Orbital characteristics
- Epoch 16 February 2017 (JD 2457800.5)
- Uncertainty parameter 0
- Observation arc: 81.05 yr (29,604 days)
- Aphelion: 2.8775 AU
- Perihelion: 1.6230 AU
- Semi-major axis: 2.2502 AU
- Eccentricity: 0.2788
- Orbital period (sidereal): 3.38 yr (1,233 days)
- Mean anomaly: 44.987°
- Mean motion: 0° 17^{m} 31.2^{s} / day
- Inclination: 5.2943°
- Longitude of ascending node: 302.56°
- Argument of perihelion: 60.988°
- Earth MOID: 0.6290 AU

Physical characteristics
- Dimensions: 5.48 km (derived)
- Synodic rotation period: 8±2 h 36.699±0.001 h
- Geometric albedo: 0.20 (assumed)
- Spectral type: SMASS = Sq · S
- Absolute magnitude (H): 13.00 · 13.3 · 13.32±0.32 · 13.67±0.15

= 1374 Isora =

Mars-crossing asteroid

1374 Isora, provisional designation , is a stony asteroid and eccentric Mars-crosser from the innermost regions of the asteroid belt, approximately 5 kilometers in diameter. It was discovered on 21 October 1935, by Belgian astronomer Eugène Delporte at Uccle Observatory in Belgium.

== Orbit and classification ==

In the SMASS taxonomy, Isora is classified as a Sq-type, an intermediary between the abundant S and rather rare Q-type asteroids. It orbits the Sun at a distance of 1.6–2.9 AU once every 3 years and 5 months (1,233 days). Its orbit has an eccentricity of 0.28 and an inclination of 5° with respect to the ecliptic. Isoras observation arc begins with its official discovery observation at Uccle, as no precoveries were taken and no prior identifications were made.

== Physical characteristics ==

In January 2014, a rotational light-curve of Isora was obtained by American astronomer Robert D. Stephens at the Center for Solar System Studies (CS3) in California.

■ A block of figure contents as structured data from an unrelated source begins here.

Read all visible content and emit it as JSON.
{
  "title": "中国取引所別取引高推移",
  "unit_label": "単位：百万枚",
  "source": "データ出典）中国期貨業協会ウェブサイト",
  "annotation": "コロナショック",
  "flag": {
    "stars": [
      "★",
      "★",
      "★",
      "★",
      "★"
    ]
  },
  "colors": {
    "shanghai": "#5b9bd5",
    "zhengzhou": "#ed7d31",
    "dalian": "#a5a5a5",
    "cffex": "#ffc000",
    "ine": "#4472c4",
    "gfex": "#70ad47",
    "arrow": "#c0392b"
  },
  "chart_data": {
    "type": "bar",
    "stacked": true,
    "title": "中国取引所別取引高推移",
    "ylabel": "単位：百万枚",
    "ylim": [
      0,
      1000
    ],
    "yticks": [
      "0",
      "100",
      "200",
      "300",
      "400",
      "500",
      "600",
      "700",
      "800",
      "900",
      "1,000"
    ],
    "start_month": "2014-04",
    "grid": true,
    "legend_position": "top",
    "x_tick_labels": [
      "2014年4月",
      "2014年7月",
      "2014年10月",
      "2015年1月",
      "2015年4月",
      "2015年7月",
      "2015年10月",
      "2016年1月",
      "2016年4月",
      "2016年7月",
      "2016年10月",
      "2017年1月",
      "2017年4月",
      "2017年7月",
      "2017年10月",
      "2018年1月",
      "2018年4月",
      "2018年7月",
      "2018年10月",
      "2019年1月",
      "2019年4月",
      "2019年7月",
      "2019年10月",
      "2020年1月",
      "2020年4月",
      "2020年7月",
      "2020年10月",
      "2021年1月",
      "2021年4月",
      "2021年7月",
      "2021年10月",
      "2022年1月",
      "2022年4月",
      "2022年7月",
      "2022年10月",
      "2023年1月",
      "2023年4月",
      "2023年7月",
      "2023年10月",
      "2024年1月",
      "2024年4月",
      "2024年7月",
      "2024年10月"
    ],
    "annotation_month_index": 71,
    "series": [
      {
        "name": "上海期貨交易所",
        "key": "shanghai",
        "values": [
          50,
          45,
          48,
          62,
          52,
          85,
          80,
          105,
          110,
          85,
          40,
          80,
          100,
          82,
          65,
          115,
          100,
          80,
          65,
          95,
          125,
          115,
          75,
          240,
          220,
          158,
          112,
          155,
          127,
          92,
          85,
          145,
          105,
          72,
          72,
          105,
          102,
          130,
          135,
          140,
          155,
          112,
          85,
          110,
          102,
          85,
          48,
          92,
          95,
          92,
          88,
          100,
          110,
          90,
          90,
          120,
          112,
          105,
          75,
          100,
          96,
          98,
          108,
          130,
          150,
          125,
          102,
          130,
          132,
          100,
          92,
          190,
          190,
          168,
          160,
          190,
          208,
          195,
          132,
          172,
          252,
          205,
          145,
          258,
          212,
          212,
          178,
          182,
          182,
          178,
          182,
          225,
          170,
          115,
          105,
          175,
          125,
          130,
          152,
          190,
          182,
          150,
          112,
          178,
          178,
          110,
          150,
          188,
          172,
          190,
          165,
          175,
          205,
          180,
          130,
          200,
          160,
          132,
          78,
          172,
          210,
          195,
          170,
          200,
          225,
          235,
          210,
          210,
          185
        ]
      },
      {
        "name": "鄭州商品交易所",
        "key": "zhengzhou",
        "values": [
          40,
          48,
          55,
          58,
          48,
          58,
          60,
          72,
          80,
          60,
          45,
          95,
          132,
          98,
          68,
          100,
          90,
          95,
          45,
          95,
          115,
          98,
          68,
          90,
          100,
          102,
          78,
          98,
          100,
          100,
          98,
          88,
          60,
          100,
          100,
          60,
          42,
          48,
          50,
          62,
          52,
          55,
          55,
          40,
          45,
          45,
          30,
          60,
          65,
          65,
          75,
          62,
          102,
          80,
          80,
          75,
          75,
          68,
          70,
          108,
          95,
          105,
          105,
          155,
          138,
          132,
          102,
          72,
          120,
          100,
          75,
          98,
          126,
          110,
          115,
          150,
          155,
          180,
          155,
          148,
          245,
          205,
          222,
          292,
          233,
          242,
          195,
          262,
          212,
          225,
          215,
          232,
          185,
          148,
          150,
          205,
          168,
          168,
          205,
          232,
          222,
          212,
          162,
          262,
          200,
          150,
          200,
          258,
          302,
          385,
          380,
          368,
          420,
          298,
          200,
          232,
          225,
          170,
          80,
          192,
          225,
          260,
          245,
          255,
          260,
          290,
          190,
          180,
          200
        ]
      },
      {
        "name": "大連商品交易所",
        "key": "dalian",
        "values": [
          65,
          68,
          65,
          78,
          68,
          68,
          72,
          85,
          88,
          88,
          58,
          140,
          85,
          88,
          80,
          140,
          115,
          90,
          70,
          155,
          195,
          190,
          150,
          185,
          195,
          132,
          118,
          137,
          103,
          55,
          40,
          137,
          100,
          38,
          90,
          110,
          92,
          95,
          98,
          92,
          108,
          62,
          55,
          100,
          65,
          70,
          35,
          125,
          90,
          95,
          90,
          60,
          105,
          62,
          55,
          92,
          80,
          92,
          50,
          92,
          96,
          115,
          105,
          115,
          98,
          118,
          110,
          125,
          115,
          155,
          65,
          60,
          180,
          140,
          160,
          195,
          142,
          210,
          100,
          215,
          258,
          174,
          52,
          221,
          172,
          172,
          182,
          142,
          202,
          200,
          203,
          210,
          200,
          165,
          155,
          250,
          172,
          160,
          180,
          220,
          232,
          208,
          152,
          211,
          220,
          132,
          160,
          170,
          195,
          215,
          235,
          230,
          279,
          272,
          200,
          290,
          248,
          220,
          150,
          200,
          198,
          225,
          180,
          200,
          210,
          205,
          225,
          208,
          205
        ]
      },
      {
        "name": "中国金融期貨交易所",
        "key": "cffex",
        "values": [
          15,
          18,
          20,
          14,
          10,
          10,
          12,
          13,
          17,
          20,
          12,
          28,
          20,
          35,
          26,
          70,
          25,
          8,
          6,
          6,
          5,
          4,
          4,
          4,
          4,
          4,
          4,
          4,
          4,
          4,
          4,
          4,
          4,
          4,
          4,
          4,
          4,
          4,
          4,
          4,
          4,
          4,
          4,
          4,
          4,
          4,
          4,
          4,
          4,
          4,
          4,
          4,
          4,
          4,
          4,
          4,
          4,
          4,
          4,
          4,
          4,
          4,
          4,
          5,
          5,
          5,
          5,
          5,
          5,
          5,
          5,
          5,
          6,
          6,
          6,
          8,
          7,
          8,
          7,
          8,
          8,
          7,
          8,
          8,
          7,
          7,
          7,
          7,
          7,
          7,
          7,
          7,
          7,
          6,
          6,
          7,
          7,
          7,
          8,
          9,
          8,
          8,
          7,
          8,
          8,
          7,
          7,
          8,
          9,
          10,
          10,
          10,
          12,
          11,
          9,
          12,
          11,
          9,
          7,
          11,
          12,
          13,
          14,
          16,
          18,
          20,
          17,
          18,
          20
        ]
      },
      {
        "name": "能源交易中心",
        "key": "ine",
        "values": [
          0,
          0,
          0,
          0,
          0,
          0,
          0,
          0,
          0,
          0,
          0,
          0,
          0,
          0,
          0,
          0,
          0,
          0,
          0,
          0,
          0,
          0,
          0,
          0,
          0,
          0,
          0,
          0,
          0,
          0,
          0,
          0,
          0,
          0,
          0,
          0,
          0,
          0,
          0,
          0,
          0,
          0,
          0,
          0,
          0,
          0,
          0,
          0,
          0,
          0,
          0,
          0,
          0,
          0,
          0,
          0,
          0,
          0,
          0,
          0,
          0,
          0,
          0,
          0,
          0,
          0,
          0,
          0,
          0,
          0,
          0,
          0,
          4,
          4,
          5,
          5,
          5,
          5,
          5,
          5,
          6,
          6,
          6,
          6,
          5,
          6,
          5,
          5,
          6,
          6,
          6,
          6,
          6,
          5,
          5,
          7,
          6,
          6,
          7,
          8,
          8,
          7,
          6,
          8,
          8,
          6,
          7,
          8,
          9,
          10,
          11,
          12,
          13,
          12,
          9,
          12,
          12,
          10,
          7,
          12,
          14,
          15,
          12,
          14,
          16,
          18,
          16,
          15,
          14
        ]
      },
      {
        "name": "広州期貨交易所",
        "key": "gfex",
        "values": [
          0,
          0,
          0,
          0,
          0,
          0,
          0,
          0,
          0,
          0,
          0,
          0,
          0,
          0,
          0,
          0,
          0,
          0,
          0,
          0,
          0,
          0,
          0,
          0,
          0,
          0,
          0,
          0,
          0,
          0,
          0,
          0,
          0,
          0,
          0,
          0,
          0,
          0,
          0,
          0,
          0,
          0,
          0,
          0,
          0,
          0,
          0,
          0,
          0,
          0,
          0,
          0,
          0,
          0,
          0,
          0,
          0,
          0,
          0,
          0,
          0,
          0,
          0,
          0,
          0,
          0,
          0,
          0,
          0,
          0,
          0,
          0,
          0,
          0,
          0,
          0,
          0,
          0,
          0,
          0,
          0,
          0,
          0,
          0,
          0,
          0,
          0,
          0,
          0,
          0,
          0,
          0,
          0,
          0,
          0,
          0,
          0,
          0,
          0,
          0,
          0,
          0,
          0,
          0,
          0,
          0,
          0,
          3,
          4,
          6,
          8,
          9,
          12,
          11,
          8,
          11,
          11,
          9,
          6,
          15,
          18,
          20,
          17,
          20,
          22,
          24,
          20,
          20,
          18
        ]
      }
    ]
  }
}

Light-curve analysis gave a longer than average rotation period of 36.699 hours with a brightness variation of 0.12 magnitude (U=2+). However, a second period solution of 18.35 hours is also possible. The result supersedes photometric observations taken by Wiesław Z. Wiśniewski in 1989, which rendered a fragmentary light-curve with a period of 8 hours (U=1).

The Collaborative Asteroid Lightcurve Link assumes a standard albedo for stony asteroids of 0.20 and derives a diameter of 5.48 kilometers using an absolute magnitude of 13.67.

== Naming ==

Isora is the backwards spelled feminine name "Rosi" with an appended "a". Naming was proposed by Gustav Stracke (1887–1943) – astronomer at the German Astronomisches Rechen-Institut, and after whom the minor planet 1019 Strackea is named – and first cited by Paul Herget in his The Names of the Minor Planets in 1955 (H 125).